MOTORESTO.ID,JAKARTA–Manajemen transportasi modern dibutuhkan untuk mengintegrasikan seluruh alur operasional transportasi dan logistik dalam satu sistem end-to-end, real-time, dan didukung teknologi kecerdasan buatan atau Artificial Intelligence (AI). EasyGo Indonesia, perusahaan penyedia solusi Transportation Management System (TMS), menyikapi hal itu dengan meluncurkan TMS EasyGo 2.0 yang membawa tiga fondasi utama, yaitu One Platform, End-to-End Visibility, dan AI-Powered.
Peluncuran ini menjawab tantangan yang selama ini masih dihadapi industri logistik Indonesia. Dalam praktiknya, banyak operasional perusahaan masih bergantung pada sejumlah sistem yang berjalan secara terpisah dan tidak saling terhubung. Mulai dari pelacakan GPS, pencatatan order melalui telepon, WhatsApp, atau spreadsheet, pengelolaan vendor, hingga perawatan armada yang baru dilakukan setelah kendaraan mengalami kendala.
“TMS EasyGo 2.0 merupakan evolusi dari platform yang selama ini telah digunakan pelanggan kami. Kami tidak hanya memperbarui tampilannya, tetapi juga menyempurnakan pengalaman pengguna dan menambahkan modul-modul yang lebih relevan dengan kebutuhan operasional transportasi saat ini,” ujar Muhammad Andrian, Project Manager IT PT EasyGO Indonesia dalam keterangan resminya, Rabu (5/8).

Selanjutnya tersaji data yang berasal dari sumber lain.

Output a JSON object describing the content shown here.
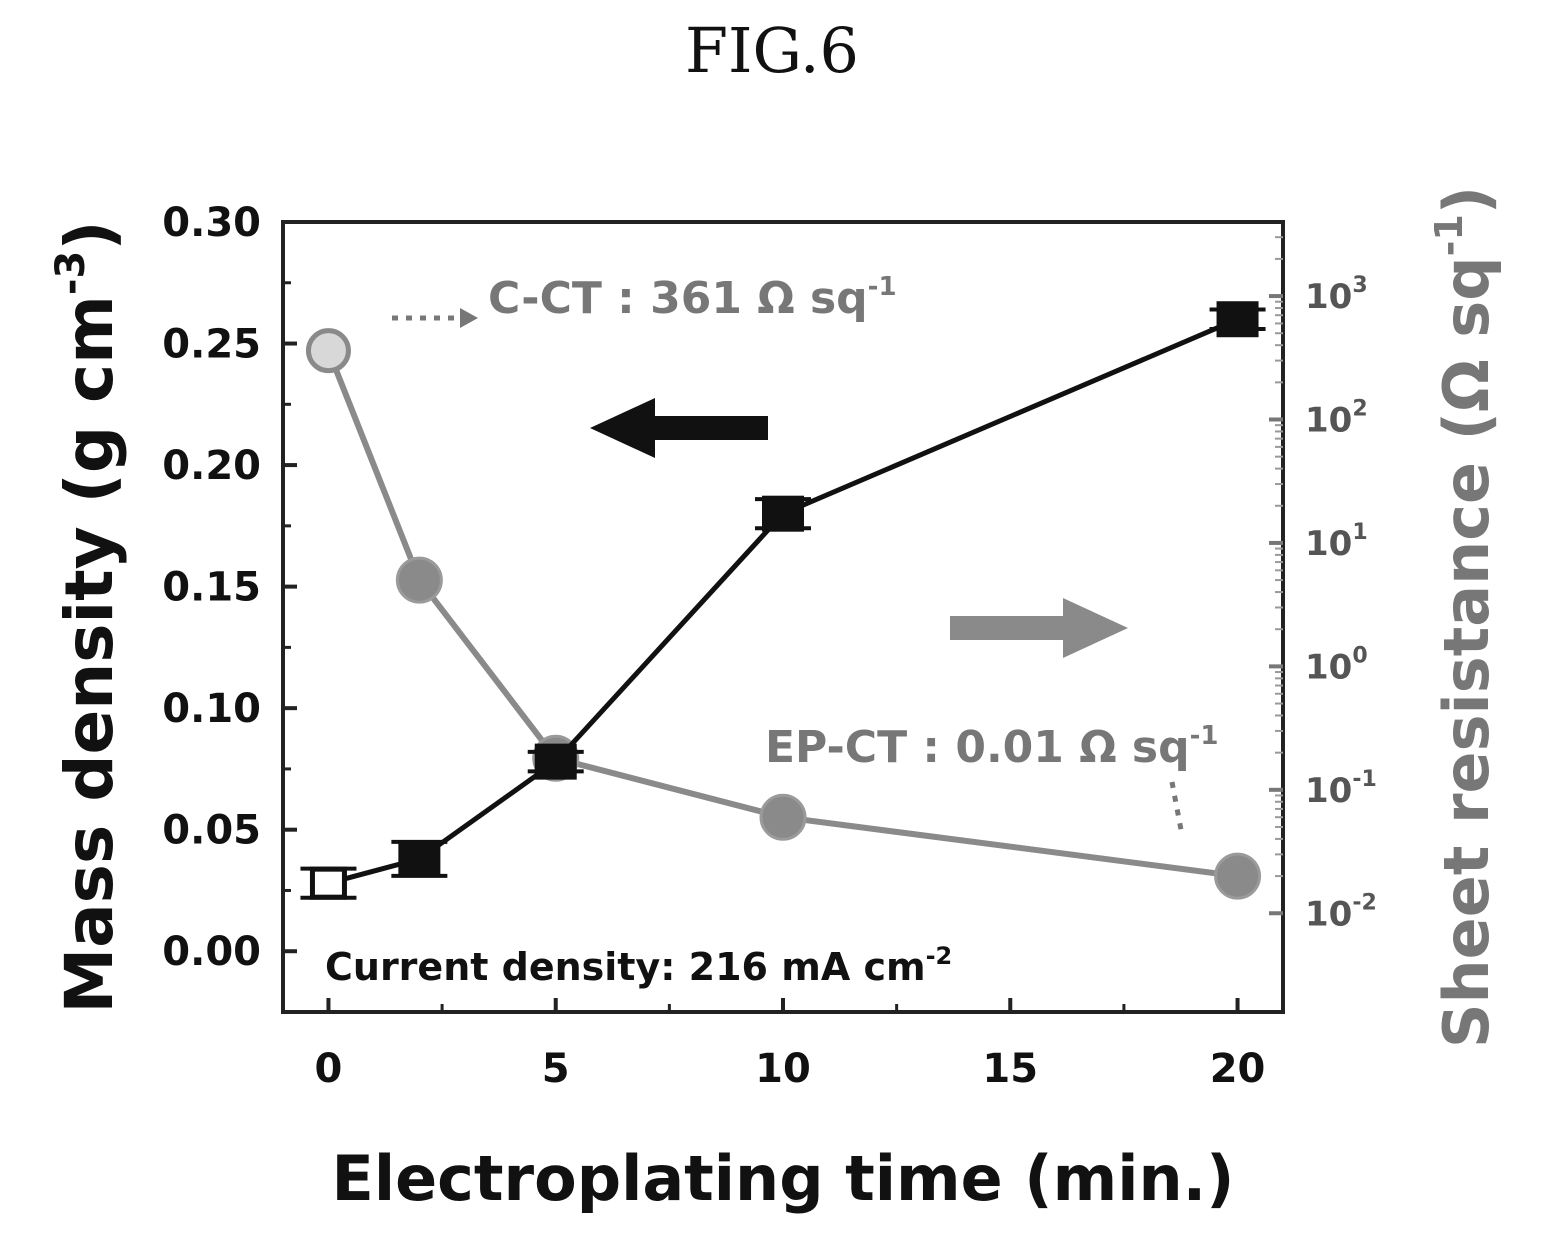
{
  "figure": {
    "label": "FIG.6"
  },
  "annotations": {
    "c_ct": "C-CT : 361 Ω sq",
    "c_ct_sup": "-1",
    "ep_ct": "EP-CT : 0.01 Ω sq",
    "ep_ct_sup": "-1",
    "current": "Current density: 216 mA cm",
    "current_sup": "-2"
  },
  "colors": {
    "mass_density": "#111111",
    "sheet_resistance": "#8a8a8a"
  },
  "chart_data": {
    "type": "line",
    "xlabel": "Electroplating time (min.)",
    "ylabel_left": {
      "text": "Mass density (g cm",
      "sup": "-3",
      "close": ")"
    },
    "ylabel_right": {
      "text": "Sheet resistance (Ω sq",
      "sup": "-1",
      "close": ")"
    },
    "xlim": [
      -1,
      21
    ],
    "x_ticks": [
      0,
      5,
      10,
      15,
      20
    ],
    "ylim_left": [
      -0.025,
      0.3
    ],
    "y_ticks_left": [
      "0.00",
      "0.05",
      "0.10",
      "0.15",
      "0.20",
      "0.25",
      "0.30"
    ],
    "ylim_right_log10": [
      -2.8,
      3.6
    ],
    "y_ticks_right": [
      {
        "exp": -2,
        "label": "10",
        "sup": "-2"
      },
      {
        "exp": -1,
        "label": "10",
        "sup": "-1"
      },
      {
        "exp": 0,
        "label": "10",
        "sup": "0"
      },
      {
        "exp": 1,
        "label": "10",
        "sup": "1"
      },
      {
        "exp": 2,
        "label": "10",
        "sup": "2"
      },
      {
        "exp": 3,
        "label": "10",
        "sup": "3"
      }
    ],
    "series": [
      {
        "axis": "left",
        "marker": "square",
        "x": [
          0,
          2,
          5,
          10,
          20
        ],
        "y": [
          0.028,
          0.038,
          0.078,
          0.18,
          0.26
        ],
        "yerr": [
          0.006,
          0.007,
          0.004,
          0.006,
          0.004
        ]
      },
      {
        "axis": "right",
        "marker": "circle",
        "x": [
          0,
          2,
          5,
          10,
          20
        ],
        "y": [
          361,
          5,
          0.18,
          0.06,
          0.02
        ]
      }
    ],
    "arrows": [
      {
        "direction": "left",
        "points_to": "left axis"
      },
      {
        "direction": "right",
        "points_to": "right axis"
      }
    ],
    "grid": false
  }
}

Berdasarkan data internal EasyGo dari lebih dari 1.000 klien aktif, biaya bahan bakar dapat mencapai sekitar 35-45 persen dari total biaya operasional logistik. Di sisi lain, rata-rata tingkat pemenuhan Service Level Agreement atau SLA pengiriman masih berada di angka 85 persen, sementara target industri mencapai 95 persen.
Terus dikembangkan
Perencanaan rute secara manual juga masih dapat memerlukan waktu hingga dua sampai tiga jam setiap harinya. Kondisi tersebut menunjukkan tantangan industri bukan semata-mata disebabkan kekurangan armada atau sumber daya manusia, tetapi juga oleh sistem operasional yang terfragmentasi. Data yang tersebar membuat koordinasi menjadi lebih panjang, respons terhadap masalah lebih lambat, dan manajemen sulit memperoleh gambaran operasional secara menyeluruh.
Melalui TMS EasyGo 2.0, merupakan pengembangan dari platform sebelumnya agar menjadi sistem yang lebih terintegrasi dengan pembaruan pada tampilan antarmuka atau User Interface (UI) dan pengalaman pengguna atau User Experience (UX). Navigasi dibuat lebih intuitif, informasi penting disajikan lebih ringkas, dan berbagai aktivitas operasional dapat dipantau dengan lebih mudah melalui dashboard yang saling terhubung.
Selain pembaruan UI dan UX, TMS EasyGo 2.0 juga menghadirkan penguatan serta penambahan sejumlah modul
yang dirancang lebih khusus untuk menjawab kebutuhan operasional transportasi dan logistik. Pengembangan tersebut mencakup pengelolaan perawatan armada, optimasi rute, monitoring berbasis AI, pengelolaan armada mitra, keamanan muatan, pusat kontrol operasional, hingga otomatisasi proses penyelesaian pengiriman dan penagihan.
“Kami tidak hanya memperbarui tampilannya, tetapi juga menyempurnakan pengalaman pengguna dan menambahkan modul baru yang lebih relevan dengan kebutuhan operasional transportasi saat ini,” ujar Andrian.